Automating EMR step submission from AWS Lambda

What is EMR?

Elastic MapReduce is an Amazon web service tool for big data processing and analysis. The MapReduce is a framework that allows programmers to process large scale data across distributed processors in parallel.

Amazon EMR processes big data across a Hadoop cluster of virtual servers on Amazon Elastic Compute Cloud (EC2) and Amazon Simple Storage Service (S3). The elastic in EMR’s name refers to its dynamic resizing ability, which allows it to ramp up or reduce resource use depending on the demand at any given time.

 

What is AWS Lambda?

Lambda is a compute service that lets you run code without provisioning or managing servers. Lambda runs your code on a high-availability compute infrastructure and performs all of the administration of the compute resources, including server and operating system maintenance, capacity provisioning and automatic scaling, code monitoring and logging. With Lambda, you can run code for virtually any type of application or backend service. Lambda runs the code in response to the events.

 

Automating EMR step execution from Lambda

As discussed lambda executes the code in response to the events. The events can be S3 based, SQS or SNS.

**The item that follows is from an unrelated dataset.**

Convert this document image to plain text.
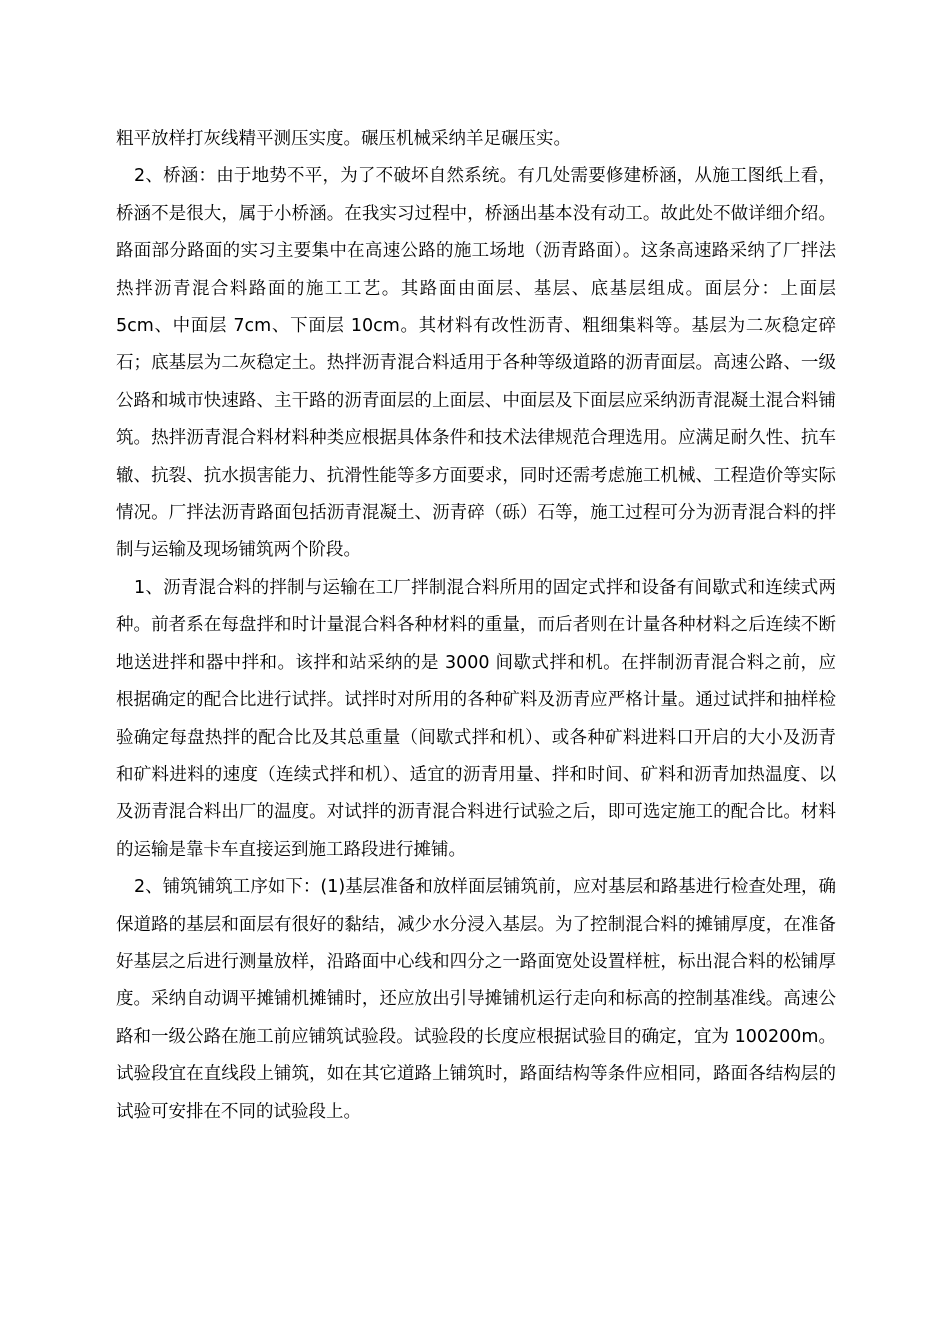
粗平放样打灰线精平测压实度。碾压机械采纳羊足碾压实。

2、桥涵：由于地势不平，为了不破坏自然系统。有几处需要修建桥涵，从施工图纸上看，桥涵不是很大，属于小桥涵。在我实习过程中，桥涵出基本没有动工。故此处不做详细介绍。路面部分路面的实习主要集中在高速公路的施工场地（沥青路面）。这条高速路采纳了厂拌法热拌沥青混合料路面的施工工艺。其路面由面层、基层、底基层组成。面层分：上面层 5cm、中面层 7cm、下面层 10cm。其材料有改性沥青、粗细集料等。基层为二灰稳定碎石；底基层为二灰稳定土。热拌沥青混合料适用于各种等级道路的沥青面层。高速公路、一级公路和城市快速路、主干路的沥青面层的上面层、中面层及下面层应采纳沥青混凝土混合料铺筑。热拌沥青混合料材料种类应根据具体条件和技术法律规范合理选用。应满足耐久性、抗车辙、抗裂、抗水损害能力、抗滑性能等多方面要求，同时还需考虑施工机械、工程造价等实际情况。厂拌法沥青路面包括沥青混凝土、沥青碎（砾）石等，施工过程可分为沥青混合料的拌制与运输及现场铺筑两个阶段。

1、沥青混合料的拌制与运输在工厂拌制混合料所用的固定式拌和设备有间歇式和连续式两种。前者系在每盘拌和时计量混合料各种材料的重量，而后者则在计量各种材料之后连续不断地送进拌和器中拌和。该拌和站采纳的是 3000 间歇式拌和机。在拌制沥青混合料之前，应根据确定的配合比进行试拌。试拌时对所用的各种矿料及沥青应严格计量。通过试拌和抽样检验确定每盘热拌的配合比及其总重量（间歇式拌和机）、或各种矿料进料口开启的大小及沥青和矿料进料的速度（连续式拌和机）、适宜的沥青用量、拌和时间、矿料和沥青加热温度、以及沥青混合料出厂的温度。对试拌的沥青混合料进行试验之后，即可选定施工的配合比。材料的运输是靠卡车直接运到施工路段进行摊铺。

2、铺筑铺筑工序如下：(1)基层准备和放样面层铺筑前，应对基层和路基进行检查处理，确保道路的基层和面层有很好的黏结，减少水分浸入基层。为了控制混合料的摊铺厚度，在准备好基层之后进行测量放样，沿路面中心线和四分之一路面宽处设置样桩，标出混合料的松铺厚度。采纳自动调平摊铺机摊铺时，还应放出引导摊铺机运行走向和标高的控制基准线。高速公路和一级公路在施工前应铺筑试验段。试验段的长度应根据试验目的确定，宜为 100200m。试验段宜在直线段上铺筑，如在其它道路上铺筑时，路面结构等条件应相同，路面各结构层的试验可安排在不同的试验段上。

The below java example shows how to automate an EMR step via AWS Lambda

 

/* Get AWS Credentials*/

AmazonElasticMapReduce emr = AmazonElasticMapReduceClientBuilder.standard()
.withCredentials(new DefaultAWSCredentialsProviderChain()).withRegion(Regions.US_EAST_1).build();

/* Get the list of clusters which are running or either in waiting submit the step to your required lambda*/


ArrayList<String> ClusterStatus = new ArrayList<String>();
ClusterStatus.add("RUNNING");
ClusterStatus.add("WAITING");
ListClustersRequest lcreq = new ListClustersRequest().withClusterStates(ClusterStatus);
ListClustersResult lcres = emr.listClusters(lcreq);
for (ClusterSummary csummary : lcres.getClusters()) {
if (csummary.getName().equalsIgnoreCase(System.getenv("EMR_NAME"))) {

emrJobFlowId = csummary.getId();
}
}

if(!emrJobFlowId.isEmpty()) {

List<StepConfig> stepConfigs = new ArrayList<StepConfig>();
AddJobFlowStepsRequest req = new AddJobFlowStepsRequest();
req.withJobFlowId(emrJobFlowId);

// Run a custom jar file as a step
HadoopJarStepConfig hadoopConfig1 = new HadoopJarStepConfig().withJar("command-runner.jar").withArgs(
"spark-submit", "--deploy-mode", "client", "--class", System.getenv("EMR_CLASS_NAME"),
System.getenv("EMR_JAR_LOCATION")

 

Once the above lambda executes, a step is automatically submitted to the EMR and the EMR completes the job execution.